SC CTSI-Supported Scholar Receives Prestigious "Friends Of The Semel Institute Award
Helping reduce the higher mortality rate among people with serious mental illness.
Congratulations to Erin Kelly, PhD, one of the scholars supported by the SC CTSI Community Engagement program. Kelly was awarded a $100,000 two-year fellowship from UCLA’s Friends of the Semel Institute Scholar Program. The program supports fellows and junior faculty who focus on advancing the treatment of mental illness.
With the award, Kelly will complete a two-phase study that will explore the impact of guiding consumers with serious mental illnesses (SMI) to access information on their health and mental health in their electronic mental health record. This access will be used in conjunction with skills training (through a previously pilot tested peer health navigation intervention) to pilot test whether these combined interventions can bolster the health of this vulnerable population. Medical providers and mental health providers will also be interviewed before and after this pilot trial to gather information about the feasibility of improving communication via technology.
Erin Kelly, PhD
Kelly is currently one of four postdoctoral scholars being supported through a two-year Mental Health Scholar Program. The program is jointly sponsored by SC CTSI at USC and CHLA, the CTSI at UCLA and the Los Angeles County Department of Mental Health.

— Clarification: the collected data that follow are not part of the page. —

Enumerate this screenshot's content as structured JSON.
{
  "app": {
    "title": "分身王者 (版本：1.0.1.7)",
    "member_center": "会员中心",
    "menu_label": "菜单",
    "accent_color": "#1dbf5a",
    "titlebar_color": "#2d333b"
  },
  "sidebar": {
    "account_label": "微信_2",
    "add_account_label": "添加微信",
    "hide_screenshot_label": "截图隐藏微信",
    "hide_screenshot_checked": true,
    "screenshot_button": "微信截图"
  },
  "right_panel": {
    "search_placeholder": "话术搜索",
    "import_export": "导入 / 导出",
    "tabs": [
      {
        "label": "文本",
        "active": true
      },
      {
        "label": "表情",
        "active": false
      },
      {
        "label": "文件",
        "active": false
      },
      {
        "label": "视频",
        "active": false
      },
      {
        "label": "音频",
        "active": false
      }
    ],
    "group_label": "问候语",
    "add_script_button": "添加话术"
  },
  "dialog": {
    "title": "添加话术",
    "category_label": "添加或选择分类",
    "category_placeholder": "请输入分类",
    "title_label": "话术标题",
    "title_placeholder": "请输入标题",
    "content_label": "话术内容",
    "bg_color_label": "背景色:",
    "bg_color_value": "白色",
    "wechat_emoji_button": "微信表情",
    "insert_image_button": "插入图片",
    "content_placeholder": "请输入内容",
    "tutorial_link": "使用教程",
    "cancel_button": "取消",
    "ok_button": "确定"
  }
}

SC CTSI's Research Navigator Holly Kiger, RN, MN, is one of the mentors. She works with Kelly and the other scholars to help coordinate and implement their research activities, providing ongoing consultations and in-kind support to their projects.
Since her fellowship began in July 2012, Kelly has been working with John Brekke, PhD, from the USC School of Social Work on a newly developed Health Navigator Project, also called “The Bridge”.
The Bridge is a peer-staffed comprehensive healthcare engagement and self-management model, situated in an outpatient mental health clinic, where clients are taught the skills to access and manage their healthcare. It is designed for people with SMI to help improve their access to and utilization of physical health care services.
The ultimate goal is to provide the field a peer-delivered intervention that helps reduce the higher mortality rate among people with SMI, whose mortality rate is two to three times that of the general population.